Here’s what you need to know about US Sanctions on Russia

  • February 25, 2022

By – Md. Mahib Khan

President Biden announced tough new sanctions on Thursday aimed at crippling Russian banks such as Russian banks and financial institutions, freezing assets of some elite businessmen of Russia, cutting off the Russian economy from much of the global financial system and preventing the country from importing technology critical to its defense, aerospace, and maritime industries.

John Tully/Getty Images

The new US sanctions include Russia’s two major financial institutions, which account for more than half of the country’s total assets. The Biden administration pledged to impose harsher economic sanctions on Russia over its invasion of Ukraine, which began on Thursday morning. The US government’s package is expected to echo throughout Russian businesses and households, whereas the financial consequences of Mr. Putin’s full-scale invasion of Ukraine has already begun to show with the Russian currency hitting record lows and stock prices to crash. 

List of the US sanctions:

• Severing Russia’s global financial transactionsby adopting measures that cut off Sberbank’s access to dollar transactions, the US financial system has denied access to Russia’s largest financial bank, Sberbank, and its 25 subsidiaries. Sberbank controls approximately a third of the banking sector’s assets in Russia.

• Sanctions on Russia’s VTB Bank (VTB) and its subsidiaries, the world’s second-largest financial institution, have their assets frozen which are connected to the US financial system and barred US citizens from conducting business with them. VTB has almost one-fifth of Russia’s banking sector assets and is heavily exposed to the US and western financial systems.

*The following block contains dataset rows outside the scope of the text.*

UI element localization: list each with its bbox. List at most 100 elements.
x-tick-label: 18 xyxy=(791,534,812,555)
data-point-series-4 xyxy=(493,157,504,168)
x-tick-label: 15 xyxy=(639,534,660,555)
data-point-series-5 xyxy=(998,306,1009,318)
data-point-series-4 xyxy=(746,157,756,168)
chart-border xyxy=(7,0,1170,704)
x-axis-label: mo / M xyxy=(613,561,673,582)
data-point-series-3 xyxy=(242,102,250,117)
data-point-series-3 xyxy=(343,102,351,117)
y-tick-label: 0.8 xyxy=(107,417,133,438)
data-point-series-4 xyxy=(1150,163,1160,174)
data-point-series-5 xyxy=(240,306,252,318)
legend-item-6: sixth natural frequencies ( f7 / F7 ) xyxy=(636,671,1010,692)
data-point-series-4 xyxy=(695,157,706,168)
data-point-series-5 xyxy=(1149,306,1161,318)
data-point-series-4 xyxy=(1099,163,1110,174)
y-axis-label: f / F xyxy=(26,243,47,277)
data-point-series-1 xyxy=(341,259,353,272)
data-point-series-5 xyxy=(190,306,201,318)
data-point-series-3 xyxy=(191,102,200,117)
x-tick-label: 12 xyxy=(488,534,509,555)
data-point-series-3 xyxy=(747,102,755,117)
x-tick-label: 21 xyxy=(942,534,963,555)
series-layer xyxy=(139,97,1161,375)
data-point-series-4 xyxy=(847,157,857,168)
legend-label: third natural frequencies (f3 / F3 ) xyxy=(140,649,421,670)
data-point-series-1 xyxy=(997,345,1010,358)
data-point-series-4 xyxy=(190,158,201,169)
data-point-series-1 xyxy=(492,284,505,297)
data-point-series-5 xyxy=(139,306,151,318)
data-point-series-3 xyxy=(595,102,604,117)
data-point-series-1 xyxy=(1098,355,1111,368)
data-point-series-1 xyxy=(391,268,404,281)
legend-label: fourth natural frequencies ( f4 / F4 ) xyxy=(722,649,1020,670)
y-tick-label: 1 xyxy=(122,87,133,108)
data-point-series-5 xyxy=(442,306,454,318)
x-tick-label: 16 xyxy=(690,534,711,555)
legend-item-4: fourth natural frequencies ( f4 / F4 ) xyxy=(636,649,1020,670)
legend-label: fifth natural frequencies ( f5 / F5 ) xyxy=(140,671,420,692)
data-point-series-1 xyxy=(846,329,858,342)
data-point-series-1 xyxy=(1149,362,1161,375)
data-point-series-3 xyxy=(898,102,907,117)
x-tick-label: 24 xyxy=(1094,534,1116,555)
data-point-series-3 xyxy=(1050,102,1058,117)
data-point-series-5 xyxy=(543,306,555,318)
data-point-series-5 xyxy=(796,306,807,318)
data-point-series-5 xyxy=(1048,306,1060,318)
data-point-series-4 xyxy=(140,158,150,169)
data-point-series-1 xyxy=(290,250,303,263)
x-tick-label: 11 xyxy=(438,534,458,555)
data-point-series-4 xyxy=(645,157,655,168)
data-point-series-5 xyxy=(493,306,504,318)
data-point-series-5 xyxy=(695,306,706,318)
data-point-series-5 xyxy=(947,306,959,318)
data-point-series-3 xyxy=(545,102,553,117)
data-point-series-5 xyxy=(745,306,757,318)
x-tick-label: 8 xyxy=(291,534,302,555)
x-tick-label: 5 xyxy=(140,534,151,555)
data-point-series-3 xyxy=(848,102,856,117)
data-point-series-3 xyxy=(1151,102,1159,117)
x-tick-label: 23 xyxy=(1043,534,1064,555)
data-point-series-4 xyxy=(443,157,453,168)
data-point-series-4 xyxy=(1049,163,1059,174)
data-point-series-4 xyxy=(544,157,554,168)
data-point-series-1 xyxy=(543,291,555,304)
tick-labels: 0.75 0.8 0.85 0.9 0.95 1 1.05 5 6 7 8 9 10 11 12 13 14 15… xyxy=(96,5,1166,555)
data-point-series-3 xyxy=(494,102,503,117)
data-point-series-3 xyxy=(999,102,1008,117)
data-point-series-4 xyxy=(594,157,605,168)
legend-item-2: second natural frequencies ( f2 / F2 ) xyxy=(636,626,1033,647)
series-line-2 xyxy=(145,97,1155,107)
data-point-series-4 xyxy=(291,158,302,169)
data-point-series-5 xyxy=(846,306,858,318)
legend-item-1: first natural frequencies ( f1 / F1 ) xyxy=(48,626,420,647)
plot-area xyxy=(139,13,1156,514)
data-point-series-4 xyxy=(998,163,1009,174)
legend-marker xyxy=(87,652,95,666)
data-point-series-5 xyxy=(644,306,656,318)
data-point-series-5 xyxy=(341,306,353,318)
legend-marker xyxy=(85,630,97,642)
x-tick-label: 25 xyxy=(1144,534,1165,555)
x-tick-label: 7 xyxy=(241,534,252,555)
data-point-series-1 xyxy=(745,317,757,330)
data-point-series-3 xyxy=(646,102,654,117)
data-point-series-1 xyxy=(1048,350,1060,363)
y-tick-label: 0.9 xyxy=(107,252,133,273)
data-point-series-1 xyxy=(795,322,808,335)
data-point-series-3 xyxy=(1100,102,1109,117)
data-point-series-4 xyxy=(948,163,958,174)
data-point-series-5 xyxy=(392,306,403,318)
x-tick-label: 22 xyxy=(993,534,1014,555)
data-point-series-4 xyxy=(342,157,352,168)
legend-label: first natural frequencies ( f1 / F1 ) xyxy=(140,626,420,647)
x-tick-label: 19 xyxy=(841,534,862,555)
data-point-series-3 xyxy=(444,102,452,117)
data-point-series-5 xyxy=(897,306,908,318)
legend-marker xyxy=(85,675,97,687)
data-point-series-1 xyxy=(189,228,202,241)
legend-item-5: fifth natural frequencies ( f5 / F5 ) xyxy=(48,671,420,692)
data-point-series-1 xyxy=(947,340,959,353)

• Similar full-blocking sanctions on assets from Bank Otkritie, Sovcombank OJSC, and Novikombank and dozens of its subsidiaries, with measures blocking any of these institutions as well as the assets that encounters the US financial system and forbidding Americans from doing business with them.

• New debt and equity restrictions on all transactions that are incoming, provision of financing, and other dealings in new debt and new equity issued by 13 Russian state-owned enterprises, including restrictions on all transactions in, provision of financing for, and other dealings in new debt and new equity issued by 13 Russian state-owned enterprises. On the list are Sberbank, AlfaBank, Moscow Credit Bank, Gazprombank, Russian Agricultural Bank, Gazprom, Gazprom Neft, Transneft, Rostelecom, RusHydro, Alrosa, Sovcomflot, and Russian Railways. These businesses will be unable to raise money on the US market due to their projected assets of $1.4 trillion (about $4,300 per person in the US).

• Additional full-blocking sanctions against Russian leaders, Elites and their families, as well as people “who have profited at the expense of the Russian state.” The heads of Russia’s main financial institutions, as well as those in charge of supplying the funds required to finance the invasion of Ukraine, are among those targeted.

• Two dozen Belarusian individuals and entitieswere also sanctioned for supporting the attack on Ukraine. Two prominent Belarusian state-owned banks, nine defense firms, and seven individuals are among those affected.

• Russia’s military and Defense ministry restricted from buying nearly all US items and items produced in foreign nations using certain US-origin software, technology, or equipment.

• Defense, aviation, and maritime technology subject to Russia-wide restrictions aimed at choking off Moscow’s import of tech goods. That also includes a Russia-wide denial of exports of some technology. The US sanctions will also impose Russia-wide restrictions on some US technologies produced in other countries including semiconductors, encryption security, lasers, sensors, navigation, avionics, and maritime technologies.

• Licensing exemptions for countries that adopt export restrictions on Russia will be implemented, eliminating US licensing requirements for items produced in their countries. The EU, Australia, Japan, Canada, New Zealand and the UK have already communicated their plans for parallel actions.

The global economy remains precarious at the start of the third year of the pandemic, and many governments are grappling with the highest inflation rates in decades. At the same time, Ukrainian leaders and some US lawmakers urged Biden to go even further to punish Moscow and Putin for the attack on Ukraine.

There was disappointment that the round of sanctions unveiled by the US and Europe following the Russian invasion did not remove Russia from the SWIFT financial messaging system. Removal from the secure messaging system, which serves as the backbone of global banking payments, trades and currency exchanges, has long been viewed as the equivalent of a financial nuclear weapon — the harshest penalty that could be imposed on a country integrated in global markets.